The agents traded details and collectively assembled a fairly complete personality profile.

"So everyone agrees—Reed Richards is unrecruitable?" Fury asked the room.

Daisy stayed quiet. The rest of the room agreed.

"All right. Dismissed. Daisy—stay."

When she'd stayed behind, expecting more Fantastic Four discussion, Fury switched subjects entirely.

"Tony Stark is still resisting our overtures. What do you make of that?" He filed the Fantastic Four paperwork off to the side and turned to face her with full attention.

That small gesture told her something: Fury didn't actually care that much about the Fantastic Four. His attention had never moved. It was always Tony Stark.

"With Stark Industries in such a precarious state, what terms did you offer him?"

"Special consultant. Two days a week, or sixteen hours per week."

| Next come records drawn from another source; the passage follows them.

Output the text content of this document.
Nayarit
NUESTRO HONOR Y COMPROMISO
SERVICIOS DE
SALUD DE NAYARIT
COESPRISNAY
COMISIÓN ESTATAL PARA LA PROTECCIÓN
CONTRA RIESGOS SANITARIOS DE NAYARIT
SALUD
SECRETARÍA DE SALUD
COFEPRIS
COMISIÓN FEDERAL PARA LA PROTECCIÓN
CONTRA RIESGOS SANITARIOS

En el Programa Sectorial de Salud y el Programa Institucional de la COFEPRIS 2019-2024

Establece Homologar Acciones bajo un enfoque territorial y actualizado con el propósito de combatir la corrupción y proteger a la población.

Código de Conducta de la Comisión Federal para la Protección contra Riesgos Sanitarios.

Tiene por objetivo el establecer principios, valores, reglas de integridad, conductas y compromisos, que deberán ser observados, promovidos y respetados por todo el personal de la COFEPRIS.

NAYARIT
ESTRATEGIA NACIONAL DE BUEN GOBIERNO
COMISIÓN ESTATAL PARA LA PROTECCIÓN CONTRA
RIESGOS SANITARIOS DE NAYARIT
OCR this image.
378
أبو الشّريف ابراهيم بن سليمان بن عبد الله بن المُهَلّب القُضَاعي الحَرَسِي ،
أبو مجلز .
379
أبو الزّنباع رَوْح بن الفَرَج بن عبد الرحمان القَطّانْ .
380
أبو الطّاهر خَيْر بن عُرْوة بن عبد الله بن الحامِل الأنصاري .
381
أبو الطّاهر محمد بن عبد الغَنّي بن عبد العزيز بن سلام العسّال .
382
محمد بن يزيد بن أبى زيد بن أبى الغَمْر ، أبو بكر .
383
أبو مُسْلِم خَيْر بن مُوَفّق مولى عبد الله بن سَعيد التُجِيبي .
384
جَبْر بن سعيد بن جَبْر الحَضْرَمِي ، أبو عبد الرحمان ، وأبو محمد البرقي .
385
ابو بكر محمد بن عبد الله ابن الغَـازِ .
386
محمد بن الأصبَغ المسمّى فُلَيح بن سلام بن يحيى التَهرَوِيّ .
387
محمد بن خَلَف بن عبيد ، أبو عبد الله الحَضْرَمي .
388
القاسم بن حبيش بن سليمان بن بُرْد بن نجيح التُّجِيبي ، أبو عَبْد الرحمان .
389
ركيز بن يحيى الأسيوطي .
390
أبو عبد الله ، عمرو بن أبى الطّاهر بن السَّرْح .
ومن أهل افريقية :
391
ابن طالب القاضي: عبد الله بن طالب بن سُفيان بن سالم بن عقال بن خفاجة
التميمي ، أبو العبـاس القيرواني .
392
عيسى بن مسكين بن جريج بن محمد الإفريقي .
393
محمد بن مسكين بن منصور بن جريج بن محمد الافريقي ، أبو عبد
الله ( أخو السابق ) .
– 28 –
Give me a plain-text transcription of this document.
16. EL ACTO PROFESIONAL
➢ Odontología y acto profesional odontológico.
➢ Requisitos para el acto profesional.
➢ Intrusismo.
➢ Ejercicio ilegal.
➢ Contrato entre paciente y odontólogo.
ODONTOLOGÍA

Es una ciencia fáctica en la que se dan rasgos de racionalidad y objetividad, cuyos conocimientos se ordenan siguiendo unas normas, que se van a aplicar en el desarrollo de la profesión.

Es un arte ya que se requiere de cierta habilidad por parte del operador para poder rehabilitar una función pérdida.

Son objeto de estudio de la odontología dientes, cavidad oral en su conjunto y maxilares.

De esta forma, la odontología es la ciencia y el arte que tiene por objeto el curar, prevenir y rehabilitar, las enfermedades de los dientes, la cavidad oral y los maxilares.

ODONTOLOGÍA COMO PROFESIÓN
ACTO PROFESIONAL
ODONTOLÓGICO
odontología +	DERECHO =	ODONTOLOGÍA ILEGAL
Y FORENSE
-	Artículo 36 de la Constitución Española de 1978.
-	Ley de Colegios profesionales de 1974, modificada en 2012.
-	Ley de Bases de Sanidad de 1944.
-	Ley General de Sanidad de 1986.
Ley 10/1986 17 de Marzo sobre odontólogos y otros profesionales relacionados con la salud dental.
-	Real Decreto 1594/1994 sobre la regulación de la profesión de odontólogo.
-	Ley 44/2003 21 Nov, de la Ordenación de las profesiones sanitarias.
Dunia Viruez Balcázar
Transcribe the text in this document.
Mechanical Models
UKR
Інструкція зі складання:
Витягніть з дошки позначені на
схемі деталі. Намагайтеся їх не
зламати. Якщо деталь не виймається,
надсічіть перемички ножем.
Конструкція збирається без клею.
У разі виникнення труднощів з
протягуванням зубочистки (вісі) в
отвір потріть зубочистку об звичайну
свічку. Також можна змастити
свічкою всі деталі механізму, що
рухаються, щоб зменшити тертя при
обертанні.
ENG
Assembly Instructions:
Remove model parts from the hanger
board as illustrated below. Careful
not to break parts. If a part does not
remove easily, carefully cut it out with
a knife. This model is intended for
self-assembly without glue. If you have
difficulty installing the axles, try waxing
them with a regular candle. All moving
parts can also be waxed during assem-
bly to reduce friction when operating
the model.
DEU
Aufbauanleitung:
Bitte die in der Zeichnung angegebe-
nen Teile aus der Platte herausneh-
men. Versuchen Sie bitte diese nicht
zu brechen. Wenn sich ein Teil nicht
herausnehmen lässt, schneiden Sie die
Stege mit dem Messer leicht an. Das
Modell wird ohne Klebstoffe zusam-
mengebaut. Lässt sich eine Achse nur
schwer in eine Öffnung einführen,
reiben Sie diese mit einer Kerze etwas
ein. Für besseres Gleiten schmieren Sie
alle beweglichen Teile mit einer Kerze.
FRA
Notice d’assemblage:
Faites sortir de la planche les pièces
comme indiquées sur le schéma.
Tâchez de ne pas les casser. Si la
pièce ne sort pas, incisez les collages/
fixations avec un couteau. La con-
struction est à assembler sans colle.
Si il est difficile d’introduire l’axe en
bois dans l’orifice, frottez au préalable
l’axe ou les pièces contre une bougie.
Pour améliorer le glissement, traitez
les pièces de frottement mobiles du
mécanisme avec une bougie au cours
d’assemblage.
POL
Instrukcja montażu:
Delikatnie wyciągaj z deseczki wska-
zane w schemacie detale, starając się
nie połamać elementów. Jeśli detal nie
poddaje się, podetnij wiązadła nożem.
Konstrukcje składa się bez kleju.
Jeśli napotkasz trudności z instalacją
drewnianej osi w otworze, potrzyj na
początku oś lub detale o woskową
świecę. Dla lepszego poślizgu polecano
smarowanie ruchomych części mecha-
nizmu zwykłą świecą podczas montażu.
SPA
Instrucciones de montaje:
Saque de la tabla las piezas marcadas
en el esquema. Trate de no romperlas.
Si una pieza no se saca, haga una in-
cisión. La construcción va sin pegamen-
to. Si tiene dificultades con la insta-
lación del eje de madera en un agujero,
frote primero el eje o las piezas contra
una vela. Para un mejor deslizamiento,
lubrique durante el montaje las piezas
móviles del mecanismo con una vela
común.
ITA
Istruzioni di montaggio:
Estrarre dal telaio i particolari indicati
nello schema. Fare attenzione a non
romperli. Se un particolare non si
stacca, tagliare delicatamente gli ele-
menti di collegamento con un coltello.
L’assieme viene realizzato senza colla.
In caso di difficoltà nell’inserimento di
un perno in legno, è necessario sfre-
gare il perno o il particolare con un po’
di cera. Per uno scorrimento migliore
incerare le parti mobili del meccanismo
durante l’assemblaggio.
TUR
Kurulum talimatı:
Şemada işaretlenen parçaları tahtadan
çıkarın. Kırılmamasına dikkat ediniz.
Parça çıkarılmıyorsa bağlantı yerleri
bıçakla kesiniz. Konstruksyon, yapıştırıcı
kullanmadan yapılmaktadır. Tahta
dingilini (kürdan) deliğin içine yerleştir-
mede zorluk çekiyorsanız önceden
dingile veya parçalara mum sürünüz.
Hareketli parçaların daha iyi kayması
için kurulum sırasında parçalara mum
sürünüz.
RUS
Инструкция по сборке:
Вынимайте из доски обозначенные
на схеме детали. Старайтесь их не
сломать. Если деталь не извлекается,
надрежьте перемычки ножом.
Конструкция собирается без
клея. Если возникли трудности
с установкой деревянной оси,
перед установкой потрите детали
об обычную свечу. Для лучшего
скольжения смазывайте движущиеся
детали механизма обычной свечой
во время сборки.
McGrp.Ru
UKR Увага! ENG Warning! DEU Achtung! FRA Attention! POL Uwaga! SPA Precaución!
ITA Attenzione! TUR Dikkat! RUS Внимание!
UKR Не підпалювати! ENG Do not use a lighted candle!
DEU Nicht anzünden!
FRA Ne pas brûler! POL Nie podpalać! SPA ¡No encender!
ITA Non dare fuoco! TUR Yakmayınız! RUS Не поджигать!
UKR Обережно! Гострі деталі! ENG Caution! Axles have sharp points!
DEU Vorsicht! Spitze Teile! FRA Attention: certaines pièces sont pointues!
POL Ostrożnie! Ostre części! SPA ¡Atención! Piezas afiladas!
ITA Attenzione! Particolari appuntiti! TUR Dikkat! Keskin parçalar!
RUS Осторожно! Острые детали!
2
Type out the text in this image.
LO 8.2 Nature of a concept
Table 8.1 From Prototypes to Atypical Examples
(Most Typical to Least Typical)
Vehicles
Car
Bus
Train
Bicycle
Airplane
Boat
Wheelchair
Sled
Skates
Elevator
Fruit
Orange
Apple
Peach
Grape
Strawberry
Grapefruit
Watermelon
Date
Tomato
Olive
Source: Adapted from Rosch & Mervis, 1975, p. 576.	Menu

Daisy almost laughed. "Sir, Stark isn't going to accept those terms. For one thing they're too demanding, and for another, what we're offering him in exchange isn't worth that kind of labor."

Fury's eye went wide. "How can you say that? I'm shielding him from pressure on every front. I'm protecting a conglomerate worth hundreds of billions. After everything we're doing for him, he can't serve as a consultant?"

This time Daisy didn't hide her smile. "Sir, you come from the military. You don't understand economics—or at least not how modern corporations operate."

She wasn't mocking him without evidence. She pulled up the Skye Data analysis on her tablet and switched to a line graph to walk him through it.

"Stark's market cap being in the hundreds of billions—that's a valuation, not cash. My firm is part of the Stark advisory group, so I have access to some internal figures. Despite announcing the closure of the weapons division—which happened this year—last year's domestic annual profit was roughly $8 billion. Including overseas operations, annual profit was somewhere around $10 billion."

"Looking at the first three months of filings this year, there's going to be a significant contraction. Analysts and major research houses are all bearish. But look at this." She pointed to a run of numbers.

"The market's response to Stark being Iron Man has been supportive. Retail investors love him. The stock has already seen a small rebound on that sentiment alone. High-tech stocks have always had a loyal following—if Stark floats a new idea and executes on it, the stock will recover to its previous highs. Once he has that public support base, the political pressure on him softens considerably."

She gave him the short version: Tony Stark had a survivor's grit that defied all odds. He'd gotten himself out of Afghanistan with nothing. He'd get through this with the same stubbornness.

S.H.I.E.L.D.'s help was welcome if it was on offer. Without it, he'd grit his teeth and manage anyway. Trying to get Stark to work for free with a handful of small favors? Completely pointless.